Como critério de inclusão foram consideradas as PVHIV acompanhadas pelo serviço especializado e pelo setor de saúde mental, com notificação entre os anos de 2019 a 2023, que estejam com TARV regular com tempo do diagnóstico > que 6 meses. Como critério de exclusão serão desconsiderados aqueles usuários que não possuem acompanhamento com o serviço de atenção à saúde mental e que não estejam em tratamento regular, com notificação anterior à 2019. Serão excluídos também as PVHIV com o tempo de diagnóstico < que 6 meses ou que ainda não tenham iniciado o TARV.
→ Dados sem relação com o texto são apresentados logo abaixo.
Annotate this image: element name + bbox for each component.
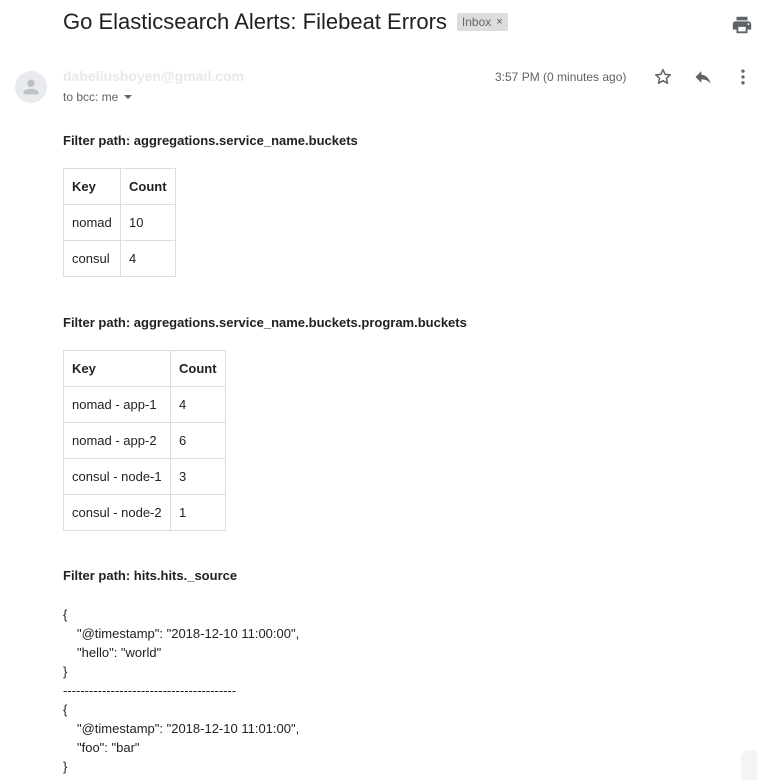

Foi enviada à SESAU junto ao SAE/CTA a solicitação do mesmo como campo de pesquisa e sua devida autorização foi anexada aos documentos que foram enviados ao Comitê de Ética e Pesquisa, obtendo a aprovação deste e iniciando os levantamentos de dados.
Previamente, as pesquisadoras se apresentaram ao gestor da unidade, elucidando como seria realizada a pesquisa proposta, desempenhada pela análise dos prontuários de saúde dos pacientes que, além do tratamento antirretroviral, também estejam tratando algum tipo de transtorno mental, garantindo o sigilo aos nomes dos usuários que são atendidos pelo serviço.
Foi executada a análise detalhada dos documentos, buscando observar em quais determinantes populacionais são mais acometidos pela prevalência do HIV e quais os transtornos mentais mais frequentes encontrados sob os registros físicos da unidade de assistência. As variáveis analisadas são os determinantes em saúde que os pacientes estão inseridos como idade, identidade de gênero, cor/raça, escolaridade, condição/ocupação e orientação sexual, além dos transtornos mais constantes como tempo de diagnóstico e se o tratamento segue regular, de acordo com os critérios de inclusão do estudo.
Os dados foram coletados e armazenados diretamente no software Microsoft Excel, possuindo uma tabela específica para adição das informações selecionadas, fazendo uma correlação entre eles, para assim, projetar o perfil das pessoas que vivem com HIV.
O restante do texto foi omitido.